Flux density, loss density and thermal implications
As the article scope shifts from 100 kHz into the MHz regime, designers often need to:
- Reduce peak Bmax to manage loss density and keep core temperatures within limits.
- Build realistic loss budgets that combine core and copper losses, not treating them in isolation.
- Pay special attention to cooling pathways, especially in planar magnetics where the core is coupled to the PCB and enclosure via relatively narrow contact regions.
Payton’s high‑frequency 15 kW planar transformer, although operating closer to 100 kHz, illustrates the methodology: carefully chosen ferrite material, validated loss curves, and deliberate thermal paths integrated into the PCB and system design. The same approach scales into 1-5 MHz, just with tighter constraints on allowable flux density and more emphasis on loss separation in the material data.
Core Selection Framework For 1-5 MHz Planar Designs
A practical, step‑by‑step approach
When selecting ferrite cores for 1-5 MHz planar transformers or inductors, a structured process helps avoid costly iterations:
- Define the operating window: frequency range, temperature range, allowed flux density, and required inductance or magnetizing current.
- Screen candidate ferrites: focus on materials with published loss data at or near 1 MHz and, ideally, higher (even if only at low flux).
- Estimate core volume and temperature rise: use loss curves and your expected Bmax to estimate mW/cm³ and resulting temperature increase for different core sizes.
- Check permeability and bias behavior: ensure that effective μ under operating conditions still supports your inductance and ripple requirements.
- Validate with planar constraints: confirm that window area, winding height, and mounting style align with your intended planar core families.
- Prototype and measure: verify loss and temperature in hardware; adjust either material or geometry based on results.
Payton’s role in many projects is to embed this framework into a co-design process: working from the converter topology, target frequency, and mechanical envelope backward to a core material and geometry that make sense for manufacturable planar magnetics.
Where Next-Gen Ferrites Show the Most Impact
GaN and SiC high-frequency power supplies
As GaN and SiC move into MHz‑class converters (for example in compact adapters, EV auxiliary supplies, and high‑density server power) traditional ferrites quickly expose their limits. Next‑generation MnZn ferrites optimized for 1 MHz+ operation enable:
- Smaller cores for a given power level.
- Controlled temperature rise with realistic cooling.

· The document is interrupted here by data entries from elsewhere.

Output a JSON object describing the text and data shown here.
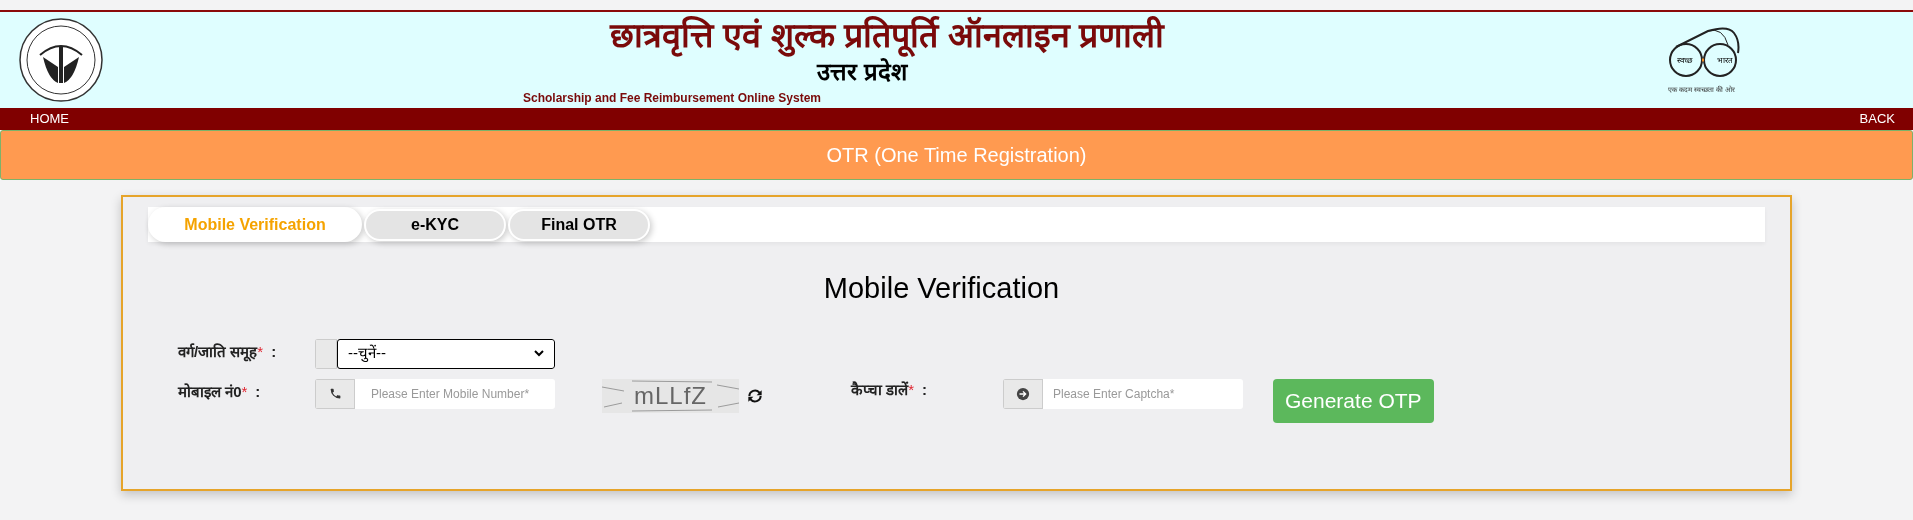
{
  "header": {
    "title": "छात्रवृत्ति एवं शुल्क प्रतिपूर्ति ऑनलाइन प्रणाली",
    "state": "उत्तर प्रदेश",
    "subtitle": "Scholarship and Fee Reimbursement Online System",
    "logo_right": {
      "word_1": "स्वच्छ",
      "word_2": "भारत",
      "tagline": "एक कदम स्वच्छता की ओर"
    }
  },
  "nav": {
    "left": "HOME",
    "right": "BACK"
  },
  "banner": "OTR (One Time Registration)",
  "tabs": [
    {
      "label": "Mobile Verification",
      "selected": true
    },
    {
      "label": "e-KYC",
      "selected": false
    },
    {
      "label": "Final OTR",
      "selected": false
    }
  ],
  "form": {
    "heading": "Mobile Verification",
    "category": {
      "label": "वर्ग/जाति समूह",
      "required": "*",
      "colon": ":",
      "value": "--चुनें--"
    },
    "mobile": {
      "label": "मोबाइल नं0",
      "required": "*",
      "colon": ":",
      "placeholder": "Please Enter Mobile Number*"
    },
    "captcha_image": "mLLfZ",
    "captcha": {
      "label": "कैप्चा डालें",
      "required": "*",
      "colon": ":",
      "placeholder": "Please Enter Captcha*"
    },
    "button": "Generate OTP"
  }
}
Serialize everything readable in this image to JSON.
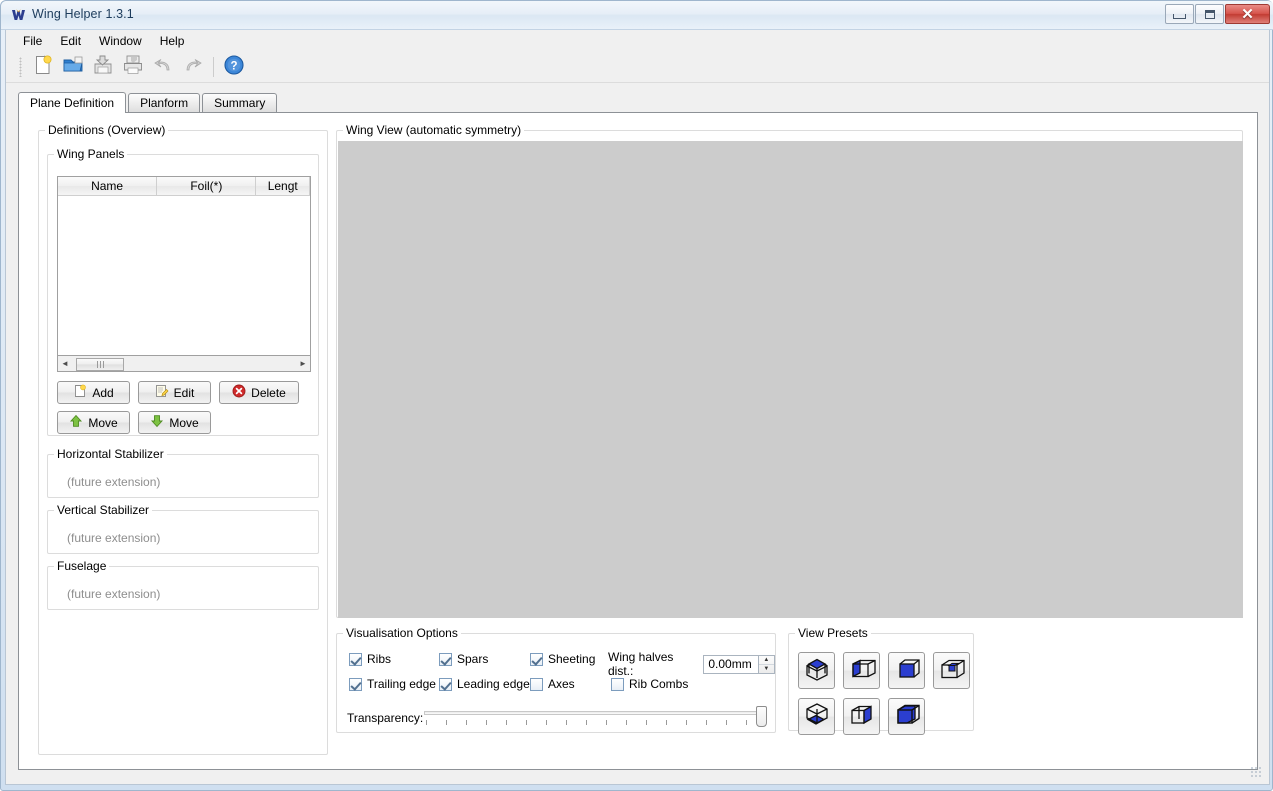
{
  "window": {
    "title": "Wing Helper 1.3.1",
    "icon": "wing-helper-logo-icon",
    "buttons": {
      "minimize": "–",
      "maximize": "□",
      "close": "✕"
    }
  },
  "menubar": {
    "items": [
      "File",
      "Edit",
      "Window",
      "Help"
    ]
  },
  "toolbar": {
    "items": [
      {
        "name": "new-file-icon",
        "tooltip": "New"
      },
      {
        "name": "open-folder-icon",
        "tooltip": "Open"
      },
      {
        "name": "save-icon",
        "tooltip": "Save"
      },
      {
        "name": "print-icon",
        "tooltip": "Print"
      },
      {
        "name": "undo-icon",
        "tooltip": "Undo"
      },
      {
        "name": "redo-icon",
        "tooltip": "Redo"
      },
      {
        "name": "help-icon",
        "tooltip": "Help"
      }
    ]
  },
  "tabs": [
    {
      "label": "Plane Definition",
      "active": true
    },
    {
      "label": "Planform",
      "active": false
    },
    {
      "label": "Summary",
      "active": false
    }
  ],
  "definitions": {
    "legend": "Definitions (Overview)",
    "wing_panels": {
      "legend": "Wing Panels",
      "columns": [
        "Name",
        "Foil(*)",
        "Lengt"
      ],
      "rows": [],
      "scroll_left_arrow": "◄",
      "scroll_right_arrow": "►"
    },
    "buttons": {
      "add": "Add",
      "edit": "Edit",
      "delete": "Delete",
      "move_up": "Move",
      "move_down": "Move"
    },
    "horizontal_stabilizer": {
      "legend": "Horizontal Stabilizer",
      "content": "(future extension)"
    },
    "vertical_stabilizer": {
      "legend": "Vertical Stabilizer",
      "content": "(future extension)"
    },
    "fuselage": {
      "legend": "Fuselage",
      "content": "(future extension)"
    }
  },
  "wing_view": {
    "legend": "Wing View (automatic symmetry)",
    "background_color": "#cccccc"
  },
  "visualisation_options": {
    "legend": "Visualisation Options",
    "checkboxes": [
      {
        "label": "Ribs",
        "checked": true
      },
      {
        "label": "Spars",
        "checked": true
      },
      {
        "label": "Sheeting",
        "checked": true
      },
      {
        "label": "Trailing edge",
        "checked": true
      },
      {
        "label": "Leading edge",
        "checked": true
      },
      {
        "label": "Axes",
        "checked": false
      },
      {
        "label": "Rib Combs",
        "checked": false
      }
    ],
    "wing_halves": {
      "label": "Wing halves dist.:",
      "value": "0.00mm"
    },
    "transparency": {
      "label": "Transparency:",
      "value": 100,
      "min": 0,
      "max": 100,
      "ticks": 18
    }
  },
  "view_presets": {
    "legend": "View Presets",
    "items": [
      {
        "name": "preset-top-view",
        "face": "top"
      },
      {
        "name": "preset-left-view",
        "face": "left"
      },
      {
        "name": "preset-front-view",
        "face": "front"
      },
      {
        "name": "preset-inside-view",
        "face": "inside"
      },
      {
        "name": "preset-bottom-view",
        "face": "bottom"
      },
      {
        "name": "preset-right-view",
        "face": "right"
      },
      {
        "name": "preset-iso-view",
        "face": "iso"
      }
    ]
  }
}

- Planar transformers that can run at 500 kHz-2 MHz without sacrificing long‑term reliability.
These are precisely the kinds of applications described in Payton’s material on high‑frequency planar transformers and related application notes.
Planar current transformers and sensing
Beyond power transfer, 1-5 MHz ferrites are increasingly important in planar current transformers and sensing transformers, where bandwidth and linearity matter as much as loss. Here, a mix of:
- High‑frequency MnZn (for sensitivity)
- NiZn or air‑core structures (for bandwidth and low loss)
can give designers a flexible toolbox for current measurement and protection in compact, planar layouts that integrate directly into the main PCB.
Conclusion: Core Materials as a Strategic Design Lever
At 1-5 MHz, ferrite is no longer a background choice; it is a strategic design lever that can unlock, or quietly limit, what your planar magnetics can achieve. Next‑generation MnZn and high‑frequency NiZn ferrites provide the low loss, controlled permeability and thermal behavior that high‑density, GaN‑driven systems demand, especially when deployed in planar transformers and inductors.
For teams planning the next generation of high‑frequency power or sensing hardware, the most effective move is to treat ferrite selection as part of system‑level architecture. Combining realistic loss modeling with a co‑design process around planar core families and design guides will help ensure that the chosen material supports your 1-5 MHz ambitions instead of working against them.